Auf dem Boulevard sprach uns plötzlich ein Mann an, woher wir kämen. Er war total happy, jemanden aus Deutschland zu treffen und bat uns, seine Gäste zu sein. Er hieß Josef und ist Arzt, arbeitete in Wien, Regensburg, den Staaten und kam immer wieder zurück zu seinen Wurzeln. Er hat mit einem bekannten Arzt in Regensburg zusammen gearbeitet, der ihn seinen kleinen Bruder nannte. Manchmal gibt es Zufälle, die total verrückt sind. Er wohnt in Czepelare … Czepelare ist der Ort, an dem Sarahs ehemaliger Arbeitgeber Atomic ein Werk betreibt. Ihren ehemaligen Chef, Chefchef und Bürokollegen haben wir diese Woche nur um einen Tag in Sofia verpasst. Doch sie wollten uns eine Führung im Werk vermitteln. Jetzt steht Josef aus Czepelare vor uns und lädt uns zum Mountainbiken ins Grenzgebirge zu Griechenland ein. Wie extrem Zufälle sein können, sieht man daran, dass Josef einen Lada mit der Aufschrift “Atomic, 8x Weltmeister“ mit Kristallkugelemblem fährt. Alles schreit also förmlich danach, nach Czepelare zu fahren, wir haben die Telefonnummer und Adresse von Josef, doch so würden wir weitere 80 km, also 145 km von unserer Route entfernt sein. So entschieden wir uns schweren Herzens dagegen. Hoffentlich war es kein Fehler.
Zum Abschluss besuchten wir noch einen Park (Tsar Simeon´s Garden) mit singenden Fontänen. Hört sich spektakulärer an, als es ist, doch der Park ist sehr schön. Wieder etwas durchgefroren ging es zum Polwan, dieses Mal auf der anderen Seite der Regattastrecke. Paddelten heute früh noch die Canadier Plovdiv´s, so waren jetzt die ganzen Kajakfahrer unterwegs und wer weiß, vielleicht kommen wir ja sogar mal paddelnd auf die Strecke zurück. Nach einem starken und heißen Kaffee und eingepackt in dicke Sachen traten wir den Rückweg zu unserem eigentlich heutigen Spot an.

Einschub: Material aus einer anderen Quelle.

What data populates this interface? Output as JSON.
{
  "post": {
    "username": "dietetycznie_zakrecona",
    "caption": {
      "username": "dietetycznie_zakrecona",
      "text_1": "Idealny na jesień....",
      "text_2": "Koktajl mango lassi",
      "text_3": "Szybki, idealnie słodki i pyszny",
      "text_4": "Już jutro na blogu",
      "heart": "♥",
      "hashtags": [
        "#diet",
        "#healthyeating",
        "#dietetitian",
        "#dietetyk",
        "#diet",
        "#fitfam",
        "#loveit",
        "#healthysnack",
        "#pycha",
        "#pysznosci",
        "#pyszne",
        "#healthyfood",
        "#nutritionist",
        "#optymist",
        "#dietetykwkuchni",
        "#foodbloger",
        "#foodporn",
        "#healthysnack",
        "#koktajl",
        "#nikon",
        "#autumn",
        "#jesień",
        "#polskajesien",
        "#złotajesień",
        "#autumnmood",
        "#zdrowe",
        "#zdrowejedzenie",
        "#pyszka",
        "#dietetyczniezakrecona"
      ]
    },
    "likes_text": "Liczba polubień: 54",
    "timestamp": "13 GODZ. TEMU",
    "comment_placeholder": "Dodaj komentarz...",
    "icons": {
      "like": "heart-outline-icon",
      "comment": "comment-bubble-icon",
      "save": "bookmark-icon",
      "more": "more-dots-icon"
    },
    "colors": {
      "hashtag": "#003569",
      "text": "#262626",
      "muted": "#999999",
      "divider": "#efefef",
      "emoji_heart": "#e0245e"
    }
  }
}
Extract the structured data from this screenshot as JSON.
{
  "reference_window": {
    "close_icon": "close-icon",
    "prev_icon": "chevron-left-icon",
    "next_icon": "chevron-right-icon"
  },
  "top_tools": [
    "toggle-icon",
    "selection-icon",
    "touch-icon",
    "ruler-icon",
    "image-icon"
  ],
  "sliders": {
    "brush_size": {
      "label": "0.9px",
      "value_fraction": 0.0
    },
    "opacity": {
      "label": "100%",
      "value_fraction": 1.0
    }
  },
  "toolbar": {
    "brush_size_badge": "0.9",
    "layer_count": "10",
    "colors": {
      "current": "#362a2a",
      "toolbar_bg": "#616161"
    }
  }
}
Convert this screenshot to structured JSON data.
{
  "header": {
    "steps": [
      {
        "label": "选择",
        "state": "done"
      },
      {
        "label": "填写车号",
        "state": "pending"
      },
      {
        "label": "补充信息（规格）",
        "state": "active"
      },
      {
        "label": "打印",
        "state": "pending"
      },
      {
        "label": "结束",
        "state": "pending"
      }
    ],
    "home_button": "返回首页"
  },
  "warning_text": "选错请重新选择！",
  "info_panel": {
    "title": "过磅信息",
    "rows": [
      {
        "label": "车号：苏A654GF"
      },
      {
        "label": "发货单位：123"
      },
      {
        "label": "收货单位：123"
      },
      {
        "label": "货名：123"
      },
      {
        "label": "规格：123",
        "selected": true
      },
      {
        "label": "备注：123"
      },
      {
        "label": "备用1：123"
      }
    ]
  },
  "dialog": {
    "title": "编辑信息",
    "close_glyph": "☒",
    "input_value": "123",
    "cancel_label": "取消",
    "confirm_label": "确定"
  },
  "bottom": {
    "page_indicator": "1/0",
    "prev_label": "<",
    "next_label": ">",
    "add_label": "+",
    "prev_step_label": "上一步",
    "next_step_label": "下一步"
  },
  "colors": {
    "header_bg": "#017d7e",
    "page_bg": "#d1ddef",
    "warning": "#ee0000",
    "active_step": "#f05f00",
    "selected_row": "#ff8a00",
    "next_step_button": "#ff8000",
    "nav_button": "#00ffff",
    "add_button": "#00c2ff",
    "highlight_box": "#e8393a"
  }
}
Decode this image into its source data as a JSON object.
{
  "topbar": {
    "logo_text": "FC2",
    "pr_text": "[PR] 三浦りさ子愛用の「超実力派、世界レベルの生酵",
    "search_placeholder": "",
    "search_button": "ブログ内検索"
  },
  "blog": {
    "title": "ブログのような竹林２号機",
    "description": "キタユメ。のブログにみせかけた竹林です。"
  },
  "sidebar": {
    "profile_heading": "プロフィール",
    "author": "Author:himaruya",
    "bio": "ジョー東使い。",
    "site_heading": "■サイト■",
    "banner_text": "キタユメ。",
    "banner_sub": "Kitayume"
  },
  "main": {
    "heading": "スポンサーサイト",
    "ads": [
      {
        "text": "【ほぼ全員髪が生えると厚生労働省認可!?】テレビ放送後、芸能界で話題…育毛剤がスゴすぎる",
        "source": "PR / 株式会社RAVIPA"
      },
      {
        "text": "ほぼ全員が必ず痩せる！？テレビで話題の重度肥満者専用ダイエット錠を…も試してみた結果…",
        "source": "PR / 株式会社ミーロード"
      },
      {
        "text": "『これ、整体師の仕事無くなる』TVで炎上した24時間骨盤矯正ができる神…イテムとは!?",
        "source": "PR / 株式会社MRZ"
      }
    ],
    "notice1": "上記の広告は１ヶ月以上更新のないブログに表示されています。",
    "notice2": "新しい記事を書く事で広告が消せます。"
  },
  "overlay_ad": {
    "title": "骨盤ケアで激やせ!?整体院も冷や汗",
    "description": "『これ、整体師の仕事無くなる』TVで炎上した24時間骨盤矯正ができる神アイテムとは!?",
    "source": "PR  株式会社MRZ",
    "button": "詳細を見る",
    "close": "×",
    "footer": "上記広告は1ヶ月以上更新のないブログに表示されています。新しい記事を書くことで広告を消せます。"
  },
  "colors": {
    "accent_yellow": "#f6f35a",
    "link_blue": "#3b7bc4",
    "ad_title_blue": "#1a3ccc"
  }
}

Plovdiv können wir euch wärmstens empfehlen, dort fühlt ihr euch sicher wohl. Wir wären gerne noch länger und ausgiebiger durch die Gassen geschlendert und hätten an verschiedenen Orten verweilt. Doch das Wetter war uns heute nicht holt. Der Innenstadtbereich ist größtenteils verkehrsberuhig, was Fahrräder inkludiert. Das Motto als Kulturhauptstatt 2019 war übrigens „together“ … ein schönes Motto, klappt die Umsetzung nur oft nicht. Man merkt der Stadt förmlich an, was modernisiert und entwickelt wurde. Fast alle Straßenschilder sind neu und in Bulgarisch und Latain verfasst, oft erhält man noch Informationen über die jeweiligen Namen. Auch ohne Stadtplan kann man alle Sehenswürdigkeiten per Pedes an einem Tag erreichen, sie sind durch sehr viele Hinweisschilder ausgezeichnet.
Gut, dass wir diese Routenabweichung gewagt haben, wir hätten uns definitiv geärgert, wenn wir später erfahren und gesehen hätten, was wir verpasst hätten. Wenn wir gefragt würden, ob sich eher Sofia oder Plovdiv für einen Besuch eignet, empfehlen wir guten Gewissens Plovdiv.
Übrigens gibt es auch hier sogenannt Klekshops, da die Mieten in den Städten für Ladenbetreiber horend teuer wurden, haben sie die Keller- oder Halbkelleretagen für ihre Geschäfte angemietet. Sie verkaufen aus dem Fenster heraus, also wundert euch nicht, wenn ihr in Sofia oder Plovdiv Menschen seht, die knieend oder gebückt vor Kellerfenster stehen, etwas bezahlen oder reden.